What You Need to Know about Marital Property in Colorado

Perhaps you spent most of your adult life married to the same person. During that time you may have raised children and run the family home. You may even have put your own career aspirations on hold so that your spouse could pursue other opportunities. In the end, it all paid off; you and your spouse have the home, the cars and the bank accounts to prove it.

However, for one reason or another, your marriage is ending, and a divorce is imminent. You likely have many questions and concerns, including some about what will happen to your marital property. Will this be the end of the lifestyle you’ve worked so hard for? What things will have to be given up?

Understanding marital property in Colorado

Everything purchased or received by a married couple make up their marital property. This may include items such as:

  • Homes and other real estate, including time-share property
  • Cars and recreational vehicles
  • Household furnishings
  • Jewelry
  • Pensions

Accumulated debts are also marital property, and subject to division during a divorce.

There are exclusions to marital property, referred to as “separate property,” that are exempt from division between the spouses. These are items either spouse owned prior to the marriage, gained ownership of after the date of separation, or had given to him or her personally as a gift or inheritance. A pre-existing legal contract, such as a prenuptial agreement, may exclude certain items from division as well.

There is no line drawn down the middle

Colorado is not a “community property” state where all the pooled assets get evenly divided. Instead, this is a “common law” state and standard practice is to handle the division of marital assets equitably. This means there will often be an uneven split, but it will be what the judge determines to be fair. While it is impossible to say what each individual will walk away with, the spouse with the greater income often receives a larger share of the marital assets.
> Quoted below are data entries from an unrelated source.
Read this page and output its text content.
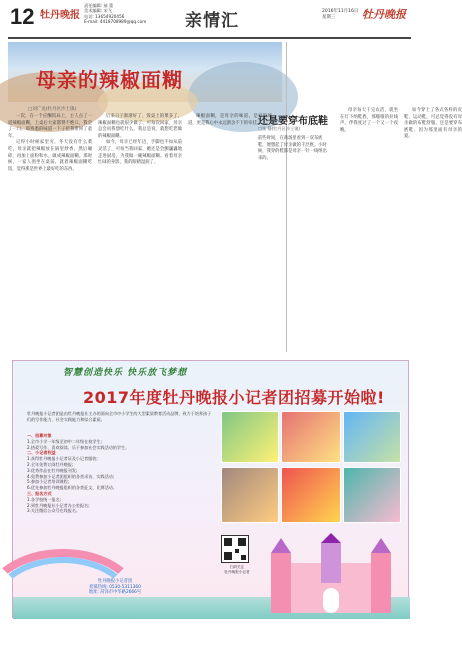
12 牡丹晚报
责任编辑: 郝 蕾
美术编辑: 宋飞
电话: 13654920456
E-mail: 4418708989@qq.com 亲情汇	2016年11月16日
星期三	牡丹晚报
母亲的辣椒面糊
□刘广龙(牡丹区沙土镇)

一次，在一个应酬饭局上，主人点了一道辣椒面糊，上桌后大家都赞不绝口，我尝了一口，那熟悉的味道一下子把我带回了童年。

记得小时候家里穷，冬天没有什么菜吃，母亲就把辣椒放在锅里炒香，然后碾碎，再加上面粉和水，做成辣椒面糊。那时候，一家人围坐在桌前，就着辣椒面糊吃饭，觉得那是世界上最好吃的东西。

后来日子渐渐好了，饭桌上的菜多了，辣椒面糊也就很少做了。可每次回家，母亲总会问我想吃什么，我总是说，就想吃您做的辣椒面糊。

如今，母亲已经年迈，手脚也不如从前灵活了，可每当我回家，她还是会颤巍巍地走进厨房，为我做一碗辣椒面糊。看着母亲忙碌的身影，我的眼睛湿润了。

辣椒面糊，是母亲的味道，是家的味道，更是我心中永远割舍不下的牵挂。

还是要穿布底鞋
□张 静(牡丹区沙土镇)

前些时间，在商场里看到一双布底鞋，便想起了母亲做的千层底。小时候，我穿的鞋都是母亲一针一线纳出来的。

母亲每天干完农活，就坐在灯下纳鞋底，那嗤嗤的拉线声，伴我度过了一个又一个夜晚。

如今穿上了各式各样的皮鞋、运动鞋，可总觉得没有母亲做的布鞋舒服。还是要穿布底鞋，因为那里面有母亲的爱。

智慧创造快乐 快乐放飞梦想
2017年度牡丹晚报小记者团招募开始啦!
牡丹晚报小记者团是由牡丹晚报社主办的面向全市中小学生的大型素质教育活动品牌，致力于培养孩子们的写作能力、社会实践能力和综合素质。
一、招募对象
1.全市小学一年级至初中二年级在校学生;
2.热爱写作、喜欢阅读、乐于参加社会实践活动的学生。
二、小记者权益
1.获得牡丹晚报小记者证及小记者服装;
2.全年免费订阅牡丹晚报;
3.优秀作品在牡丹晚报刊发;
4.免费参加小记者团组织的各类采访、实践活动;
5.参加小记者培训课程;
6.优先参加牡丹晚报组织的各类征文、比赛活动。
三、报名方式
1.各学校统一报名;
2.到牡丹晚报社小记者办公室报名;
3.关注微信公众号在线报名。
牡丹晚报小记者团
招募热线: 0530-5311360
地址: 菏泽市中华路2666号
扫码关注
牡丹晚报小记者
Spouses do have the option to work out an agreement outside of a courtroom. Failing this, however, it will fall to a judge to make a decision based on evidence provided and arguments made in court.

A good lawyer may be your best martial asset

Though your hard work over the years may not directly reflect in a bank account, it doesn’t mean it was without value. Likewise, the end of your marriage should not herald the end of your way of living or your financial security. Unfortunately, it is not always easy to tip the scales of justice in one’s favor.

By going into court fully prepared, you stand the best chance of coming away with a fair settlement. A skilled and dedicated lawyer can help with that preparation and provide solid representation in the courtroom.